Martin Bright

It is now more than 20 years since The Guardian and The Observer fought off attempts by the government to force them to hand over documents in the case of MI5 whistleblower David Shayler. At judicial review, Judge Igor Judge concluded that demands to hand over journalistic material “would have a devastating and stifling effect on the proper investigation of the… story”. The case reinforced the special status of journalistic sources in law – even in official secrecy cases – and established the principle that the police should not use journalists as informers.

As the Observer journalist responsible for writing the stories about Shayler’s disclosures, which included allegations of the involvement of UK intelligence in a plot to topple Libya’s Colonel Gaddafi, I was particularly concerned to see the latest proposals for reform of the Official Secrets Act (OSA).

These include search powers to give police access to the sort of journalistic “special procedure material” (notes, emails and recorded interviews) we fought to keep from the police two decades ago. The new OSA would thus enshrine in law the “devastating and stifling effect” on journalism that so concerned Judge Judge.

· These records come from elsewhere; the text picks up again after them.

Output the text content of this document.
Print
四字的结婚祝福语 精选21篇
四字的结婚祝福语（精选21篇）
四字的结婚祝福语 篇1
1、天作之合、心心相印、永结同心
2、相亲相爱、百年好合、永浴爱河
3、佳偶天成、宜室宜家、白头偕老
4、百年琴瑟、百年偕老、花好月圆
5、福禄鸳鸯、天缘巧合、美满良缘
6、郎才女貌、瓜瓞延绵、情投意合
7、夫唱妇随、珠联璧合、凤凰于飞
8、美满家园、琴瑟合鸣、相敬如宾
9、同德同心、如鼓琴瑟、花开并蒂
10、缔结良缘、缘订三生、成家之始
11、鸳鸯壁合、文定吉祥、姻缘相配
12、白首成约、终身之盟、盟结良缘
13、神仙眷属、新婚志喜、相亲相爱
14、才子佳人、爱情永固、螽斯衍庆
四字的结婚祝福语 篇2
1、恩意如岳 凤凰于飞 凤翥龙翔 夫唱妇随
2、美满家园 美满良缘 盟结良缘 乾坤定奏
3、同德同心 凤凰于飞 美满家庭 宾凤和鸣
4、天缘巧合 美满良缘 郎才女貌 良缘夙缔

Much has happened in the two decades since The Guardian and Observer’s principled stand in the High Court. The growth of digital technologies, the emergence of global Islamist terrorism and the increased national security threat to the UK from Russia and China have given the government good arguments for reform of legislation that was enacted when the World Wide Web was in its infancy.

But this proposed legislation is authoritarianism by stealth: a full-on assault on media freedom, carefully hidden behind an apparently reasonable desire for reform.

The National Union of Journalists has rightly sounded the alarm over plans to increase the maximum sentence for breaches of the OSA, which currently stands at two years. This will have significant chilling effect on journalists investigating government wrongdoing and their civil servant sources. More worrying still is the distinction now being made between espionage and so-called “unauthorised disclosure offences” (ie. leaks to journalists). As the consultation makes clear, this government believes “there are cases where an unauthorised disclosure may be as or more serious, in terms of intent and/or damage”. The argument is that a large-scale digital disclosure could benefit a number of hostile actors, whereas espionage is usually carried out by a single state. The effect, in practice, is that a journalist in receipt of secret documents could face a longer sentence than a spy.

Where the government really lets its authoritarian slip show, however, is in a section of the consultation about the number of successful prosecutions under existing law. The truth is that the record here is woeful. The government argument is as follows: “This is primarily due to the sensitive nature of the evidence that would typically be required to be disclosed in order to bring prosecutions, but also because of the age of the legislation, which means many of the offences are not designed for the modern world. Prosecutions as a result are challenging and rare.” This is patent nonsense. In most cases, Official Secrets prosecutions fail because they should not have been brought in the first place.

Since the Shayler case, I have been involved in two other high-profile Official Secrets cases, both of which eventually collapsed. The first concerned Katharine Gun, a GCHQ whistleblower, who leaked details to The Observer of a covert US/UK operation to fix the vote at the United Nations Security Council in advance of the Iraq War in 2003. As the recent film of the case, Official Secrets, made clear, the problem was not disclosure of evidence of the crime (Gun confessed to the leak), but disclosure that would lead to ministerial embarrassment about the legality of the war. The second case involved a Foreign Office official, Derek Pasquill, who leaked details of government policy on radical Islam in 2006. Here again, the trial did not collapse over evidential disclosure. In this case, there were serious questions over whether any of his disclosures should have been covered by the OSA in the first place.

For those who care about free speech, civil liberties and democracy, the most serious concern should be the resistance of the government to a public interest defence in official secrets cases. This is where the British state and the British people come into direct conflict. In the cases of Gun and Pasquill, there is no doubt they acted in the public interest to reveal uncomfortable truths for the government. Their revelations served not just the public interest but the national interest. If the new legislation had been in place at the time, it is quite possible that Gun and Pasquill would both have been sent to prison.

Our journalist prime minister has said he doesn’t want to see a world where people are prosecuted for doing their public duty. I look forward to his column condemning his government’s own Official Secrets proposals, which will create just that nightmare world.

The writer is the acting editor of Index on Censorship. He was previously home affairs editor of The Observer and political editor of the New Statesman and the Jewish Chronicle.